The researchers studied the formation of colonic hydrogen sulfide, a poisonous gas in the body that smells like rotten eggs, in persons in response to animal- and plant-based diet changes. Trillions of bacteria occupy the human gut, forming a dynamic ecology involved in health and disease. The gut microbiota composition is unique to each individual and tends to remain generally stable throughout life, while daily transitory changes are found.
Diet is a primary modifiable element determining the composition of the gut microbiota, implying the possibility for therapeutic dietary methods to modify microbial diversity, composition, and stability. While food can cause a shift in the gut microbiota, these changes appear to be transient. It is unknown if extended dietary changes can cause lasting changes in the gut microbiota, owing to a dearth of long-term human nutritional interventions or long-term follow-ups of short-term dietary treatments. It is plausible that regular diets have a stronger impact on gut flora than acute dietary interventions.
Researchers from the University of Minnesota Medical School examined colonic hydrogen sulfide generation in humans in response to animal- and plant-based diet treatments in Clinical Nutrition.
The study was consistent with the widespread idea that regular intake of fiber-containing foods is helpful to gut health. Future investigations of the gut flora may aid in the personalization of nutrition therapy.Dr. Levi Teigen
Dietary variables and the related lifestyle play a significant impact in the pathophysiology of many diseases. Several diets, particularly a Western lifestyle with a high consumption of meat and carbs and a low consumption of vegetables, have been related to prevalent diseases such as metabolic syndrome, atherosclerosis, inflammatory bowel disease, and colon cancer.
“Although the role of hydrogen sulfide in the pathogenesis of multiple important diseases, such as ulcerative colitis, colon cancer, and obesity, previous studies have not been able to link dietary data, microbiome characterization, and actual hydrogen sulfide production,” said Alexander Khoruts, MD, a gastroenterologist at the University of Michigan Medical School and M Health Fairview. “This is what we did here.”

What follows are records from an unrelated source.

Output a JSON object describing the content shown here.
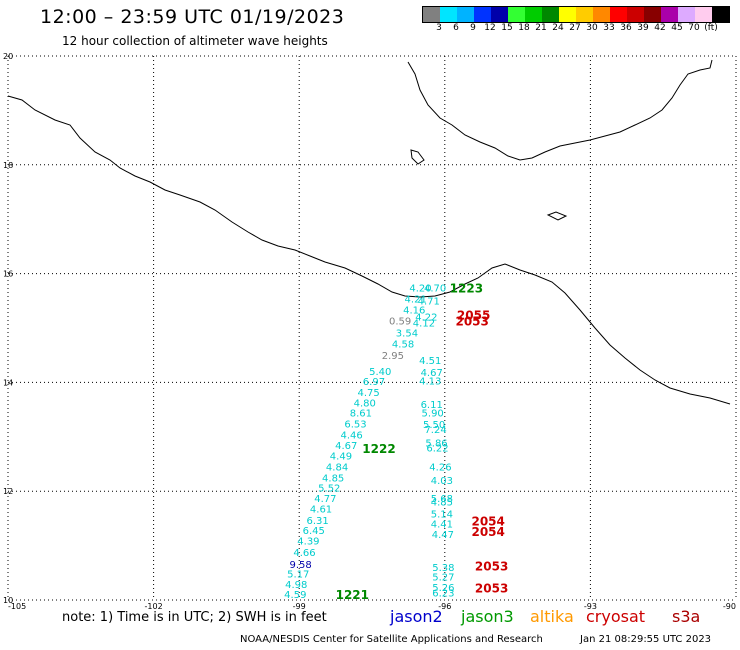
{
  "header": {
    "title": "12:00 – 23:59 UTC 01/19/2023",
    "subtitle": "12 hour collection of altimeter wave heights"
  },
  "colorbar": {
    "unit": "(ft)",
    "colors": [
      "#808080",
      "#00e5ff",
      "#00b3ff",
      "#0033ff",
      "#0000aa",
      "#33ff33",
      "#00cc00",
      "#008800",
      "#ffff00",
      "#ffcc00",
      "#ff8800",
      "#ff0000",
      "#cc0000",
      "#880000",
      "#aa00aa",
      "#ddaaff",
      "#ffccee",
      "#000000"
    ],
    "labels": [
      "3",
      "6",
      "9",
      "12",
      "15",
      "18",
      "21",
      "24",
      "27",
      "30",
      "33",
      "36",
      "39",
      "42",
      "45",
      "70"
    ]
  },
  "axes": {
    "lat_ticks": [
      "20",
      "18",
      "16",
      "14",
      "12",
      "10"
    ],
    "lon_ticks": [
      "-105",
      "-102",
      "-99",
      "-96",
      "-93",
      "-90"
    ]
  },
  "observations": [
    {
      "v": "4.20",
      "c": "#00cccc",
      "lon": -96.5,
      "lat": 15.67
    },
    {
      "v": "4.70",
      "c": "#00cccc",
      "lon": -96.2,
      "lat": 15.67
    },
    {
      "v": "4.21",
      "c": "#00cccc",
      "lon": -96.6,
      "lat": 15.47
    },
    {
      "v": "4.71",
      "c": "#00cccc",
      "lon": -96.33,
      "lat": 15.43
    },
    {
      "v": "4.16",
      "c": "#00cccc",
      "lon": -96.63,
      "lat": 15.27
    },
    {
      "v": "4.22",
      "c": "#00cccc",
      "lon": -96.38,
      "lat": 15.14
    },
    {
      "v": "0.59",
      "c": "#808080",
      "lon": -96.92,
      "lat": 15.06
    },
    {
      "v": "4.12",
      "c": "#00cccc",
      "lon": -96.43,
      "lat": 15.03
    },
    {
      "v": "3.54",
      "c": "#00cccc",
      "lon": -96.78,
      "lat": 14.84
    },
    {
      "v": "4.58",
      "c": "#00cccc",
      "lon": -96.86,
      "lat": 14.64
    },
    {
      "v": "2.95",
      "c": "#808080",
      "lon": -97.07,
      "lat": 14.43
    },
    {
      "v": "4.51",
      "c": "#00cccc",
      "lon": -96.3,
      "lat": 14.34
    },
    {
      "v": "5.40",
      "c": "#00cccc",
      "lon": -97.33,
      "lat": 14.14
    },
    {
      "v": "4.67",
      "c": "#00cccc",
      "lon": -96.27,
      "lat": 14.12
    },
    {
      "v": "6.97",
      "c": "#00cccc",
      "lon": -97.46,
      "lat": 13.95
    },
    {
      "v": "4.13",
      "c": "#00cccc",
      "lon": -96.3,
      "lat": 13.96
    },
    {
      "v": "4.75",
      "c": "#00cccc",
      "lon": -97.57,
      "lat": 13.75
    },
    {
      "v": "4.80",
      "c": "#00cccc",
      "lon": -97.65,
      "lat": 13.56
    },
    {
      "v": "6.11",
      "c": "#00cccc",
      "lon": -96.27,
      "lat": 13.53
    },
    {
      "v": "8.61",
      "c": "#00cccc",
      "lon": -97.73,
      "lat": 13.37
    },
    {
      "v": "5.90",
      "c": "#00cccc",
      "lon": -96.25,
      "lat": 13.37
    },
    {
      "v": "6.53",
      "c": "#00cccc",
      "lon": -97.84,
      "lat": 13.17
    },
    {
      "v": "5.50",
      "c": "#00cccc",
      "lon": -96.22,
      "lat": 13.16
    },
    {
      "v": "7.24",
      "c": "#00cccc",
      "lon": -96.19,
      "lat": 13.07
    },
    {
      "v": "4.46",
      "c": "#00cccc",
      "lon": -97.92,
      "lat": 12.97
    },
    {
      "v": "4.67",
      "c": "#00cccc",
      "lon": -98.03,
      "lat": 12.78
    },
    {
      "v": "5.86",
      "c": "#00cccc",
      "lon": -96.17,
      "lat": 12.82
    },
    {
      "v": "6.22",
      "c": "#00cccc",
      "lon": -96.15,
      "lat": 12.73
    },
    {
      "v": "4.49",
      "c": "#00cccc",
      "lon": -98.14,
      "lat": 12.58
    },
    {
      "v": "4.84",
      "c": "#00cccc",
      "lon": -98.22,
      "lat": 12.38
    },
    {
      "v": "4.26",
      "c": "#00cccc",
      "lon": -96.09,
      "lat": 12.38
    },
    {
      "v": "4.85",
      "c": "#00cccc",
      "lon": -98.3,
      "lat": 12.18
    },
    {
      "v": "4.03",
      "c": "#00cccc",
      "lon": -96.06,
      "lat": 12.13
    },
    {
      "v": "5.52",
      "c": "#00cccc",
      "lon": -98.38,
      "lat": 11.99
    },
    {
      "v": "4.77",
      "c": "#00cccc",
      "lon": -98.46,
      "lat": 11.8
    },
    {
      "v": "5.68",
      "c": "#00cccc",
      "lon": -96.06,
      "lat": 11.8
    },
    {
      "v": "4.85",
      "c": "#00cccc",
      "lon": -96.06,
      "lat": 11.74
    },
    {
      "v": "4.61",
      "c": "#00cccc",
      "lon": -98.55,
      "lat": 11.61
    },
    {
      "v": "5.14",
      "c": "#00cccc",
      "lon": -96.06,
      "lat": 11.52
    },
    {
      "v": "6.31",
      "c": "#00cccc",
      "lon": -98.62,
      "lat": 11.4
    },
    {
      "v": "4.41",
      "c": "#00cccc",
      "lon": -96.06,
      "lat": 11.33
    },
    {
      "v": "6.45",
      "c": "#00cccc",
      "lon": -98.7,
      "lat": 11.21
    },
    {
      "v": "4.47",
      "c": "#00cccc",
      "lon": -96.04,
      "lat": 11.14
    },
    {
      "v": "4.39",
      "c": "#00cccc",
      "lon": -98.81,
      "lat": 11.02
    },
    {
      "v": "4.66",
      "c": "#00cccc",
      "lon": -98.89,
      "lat": 10.81
    },
    {
      "v": "9.58",
      "c": "#0000aa",
      "lon": -98.97,
      "lat": 10.59
    },
    {
      "v": "5.38",
      "c": "#00cccc",
      "lon": -96.03,
      "lat": 10.53
    },
    {
      "v": "5.17",
      "c": "#00cccc",
      "lon": -99.02,
      "lat": 10.41
    },
    {
      "v": "5.27",
      "c": "#00cccc",
      "lon": -96.03,
      "lat": 10.36
    },
    {
      "v": "4.98",
      "c": "#00cccc",
      "lon": -99.06,
      "lat": 10.22
    },
    {
      "v": "5.26",
      "c": "#00cccc",
      "lon": -96.03,
      "lat": 10.17
    },
    {
      "v": "4.59",
      "c": "#00cccc",
      "lon": -99.08,
      "lat": 10.04
    },
    {
      "v": "6.23",
      "c": "#00cccc",
      "lon": -96.03,
      "lat": 10.06
    }
  ],
  "passes": [
    {
      "t": "1223",
      "c": "#008800",
      "lon": -95.9,
      "lat": 15.65
    },
    {
      "t": "2055",
      "c": "#cc0000",
      "lon": -95.75,
      "lat": 15.16
    },
    {
      "t": "2053",
      "c": "#cc0000",
      "lon": -95.78,
      "lat": 15.05
    },
    {
      "t": "1222",
      "c": "#008800",
      "lon": -97.7,
      "lat": 12.7
    },
    {
      "t": "2054",
      "c": "#cc0000",
      "lon": -95.45,
      "lat": 11.37
    },
    {
      "t": "2054",
      "c": "#cc0000",
      "lon": -95.45,
      "lat": 11.18
    },
    {
      "t": "2053",
      "c": "#cc0000",
      "lon": -95.38,
      "lat": 10.54
    },
    {
      "t": "2053",
      "c": "#cc0000",
      "lon": -95.38,
      "lat": 10.14
    },
    {
      "t": "1221",
      "c": "#008800",
      "lon": -98.25,
      "lat": 10.02
    }
  ],
  "footer": {
    "note": "note:  1) Time is in UTC;  2) SWH is in feet",
    "satellites": [
      {
        "name": "jason2",
        "color": "#0000cc"
      },
      {
        "name": "jason3",
        "color": "#009900"
      },
      {
        "name": "altika",
        "color": "#ff9900"
      },
      {
        "name": "cryosat",
        "color": "#cc0000"
      },
      {
        "name": "s3a",
        "color": "#aa0000"
      }
    ],
    "credit": "NOAA/NESDIS Center for Satellite Applications and Research",
    "timestamp": "Jan 21 08:29:55 UTC 2023"
  }
}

The investigation from a human cohort confirms the general concept that the amount of hydrogen sulfide produced by the gut bacteria increases with an animal-based diet. The findings, however, suggested the presence of gut microbiota enterotypes that respond differently, and even ironically, to diverse dietary input.
The gut microbiota is a complex ecology located primarily in the colon. Changes in the composition or function of the gut microbiota have been demonstrated to contribute to both health and disease, including immunological, metabolic, and neuro-behavioral features. The composition of the gut microbiota varies greatly between individuals, while some essential bacterial species are often present in the majority. Diet is expected to account for more than half of these microbial structural changes in mice and 20% in humans, indicating the potential for dietary strategies in disease treatment via gut microbiota manipulation. Short-term, drastic dietary treatments have shown the ability to rapidly modify microbial diversity in people.
The study found that:
- In the majority of participants, a plant-based diet resulted in a lower hydrogen sulfide production compared to an animal-based (i.e., western) diet.
- As expected, a plant-based diet contained more fiber, while an animal-based diet contained more protein.
- In some individuals, plant-based diets did not lower hydrogen sulfide production and even led to some increases in it.
- Preliminary results suggested the existence of different compositions of gut microbiota (enterotypes) that correlate with differential responsiveness to diet in terms of hydrogen sulfide production.
“The study was consistent with the widespread idea that regular intake of fiber-containing foods is helpful to gut health,” said Dr. Levi Teigen, a nutrition researcher at the University of Minnesota Medical School’s Division of Gastroenterology. “Future investigations of the gut flora may aid in the personalization of nutrition therapy.”
Healthy Foods Healthy Lives, Achieving Cures Together, the Allen Foundation, and the University of Minnesota MnDRIVE Initiative all contributed to the study’s funding. The research team hopes that future work may lead to more tailored dietary recommendations based on microbiome-based diagnosis.